The digital biomarker team at GSK implement digital health tools in clinical studies of the company’s assets in the interest of generating evidence for the success for those tools. This aligns with the goal of regulatory bodies to put more onus patient-centred research in clinical studies. More and more case studies are showing that digital measures can centre the patient experience.
The course of creating digital measurements from inception to approval has no set-in-stone guidelines. Approving a digital measurement instead relies on a consortium effort of interactions with regulatory bodies like the FDA to prove that the technology meets requirements. In this presentation, Sahin Shah, a Digital Biomarker Lead, walks us through GSK’s position on validating digital measurements toward clinical endpoints.
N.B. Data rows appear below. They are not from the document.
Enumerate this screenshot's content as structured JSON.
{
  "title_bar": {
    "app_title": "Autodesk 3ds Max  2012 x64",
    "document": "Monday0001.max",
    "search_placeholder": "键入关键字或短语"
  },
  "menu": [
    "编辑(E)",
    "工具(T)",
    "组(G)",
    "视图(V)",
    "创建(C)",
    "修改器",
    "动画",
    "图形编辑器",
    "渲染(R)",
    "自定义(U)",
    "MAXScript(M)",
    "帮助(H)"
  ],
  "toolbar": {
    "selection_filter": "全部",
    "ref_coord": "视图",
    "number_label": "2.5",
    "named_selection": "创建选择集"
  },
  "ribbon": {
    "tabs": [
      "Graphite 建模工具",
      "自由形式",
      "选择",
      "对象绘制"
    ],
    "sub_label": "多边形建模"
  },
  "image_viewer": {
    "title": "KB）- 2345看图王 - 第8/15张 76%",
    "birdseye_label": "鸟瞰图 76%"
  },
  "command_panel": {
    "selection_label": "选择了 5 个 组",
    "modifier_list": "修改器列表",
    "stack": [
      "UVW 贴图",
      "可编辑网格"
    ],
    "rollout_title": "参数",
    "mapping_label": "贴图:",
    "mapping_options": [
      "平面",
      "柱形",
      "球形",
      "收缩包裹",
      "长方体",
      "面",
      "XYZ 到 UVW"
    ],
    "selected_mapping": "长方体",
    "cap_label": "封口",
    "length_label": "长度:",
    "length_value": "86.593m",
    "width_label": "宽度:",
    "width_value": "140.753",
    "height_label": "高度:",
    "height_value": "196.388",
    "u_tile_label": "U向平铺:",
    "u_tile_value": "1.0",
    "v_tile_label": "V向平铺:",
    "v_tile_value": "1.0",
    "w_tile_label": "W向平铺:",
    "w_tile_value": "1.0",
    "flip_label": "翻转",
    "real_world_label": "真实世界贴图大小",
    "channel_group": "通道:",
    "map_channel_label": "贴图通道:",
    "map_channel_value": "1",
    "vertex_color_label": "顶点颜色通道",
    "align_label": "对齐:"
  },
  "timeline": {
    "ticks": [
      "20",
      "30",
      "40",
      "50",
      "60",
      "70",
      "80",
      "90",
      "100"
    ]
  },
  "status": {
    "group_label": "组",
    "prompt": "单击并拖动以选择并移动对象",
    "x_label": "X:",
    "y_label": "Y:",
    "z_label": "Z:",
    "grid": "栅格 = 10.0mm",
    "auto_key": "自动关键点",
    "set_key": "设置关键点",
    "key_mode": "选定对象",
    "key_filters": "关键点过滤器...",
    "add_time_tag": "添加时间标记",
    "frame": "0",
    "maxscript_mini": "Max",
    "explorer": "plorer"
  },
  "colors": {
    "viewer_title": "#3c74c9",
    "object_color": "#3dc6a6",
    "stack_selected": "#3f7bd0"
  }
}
Concept elicitation is the first point of validation along this journey. Starting with the concept of interest, qualitative research is undertaken which involves talking to the patients, healthcare professionals, and experts and finding out what would make their experience better. Often concepts of interest will be predicated on adding degrees of objectivity to measurements that are typically subjective (patient-reported outcomes, patient diaries, or interviews).
Then the researchers need to understand the context of use, landscaping out the different types of technology which may be able to capture the concept of interest. This is typically backed up with a literature review to examine the evidence that is available to support the use of the technology of interest.
In the case of nocturnal scratch in atopic dermatitis (a scratching disease that affects patients at night), the gold standard of measurement would be polysomnography which is expensive and impractical. The alternative, however, is to use PROs and patient diaries which can be heavily biassed and inexact. Here, using wearable devices like smart watches with gyroscopes, accelerometers, and actigraphy counters could be a solution to measure night-time scratches.
Analytical validation focuses on ensuring that the technology accurately captures and processes the necessary data points. This involves verifying both the hardware and software components to ensure they consistently and accurately capture and analyse data.
Clinical validation, on the other hand, involves testing the technology in the intended target population to ensure it correlates with existing methods and accurately captures the desired data. This step is crucial for demonstrating that the technology can perform effectively in real-world clinical settings.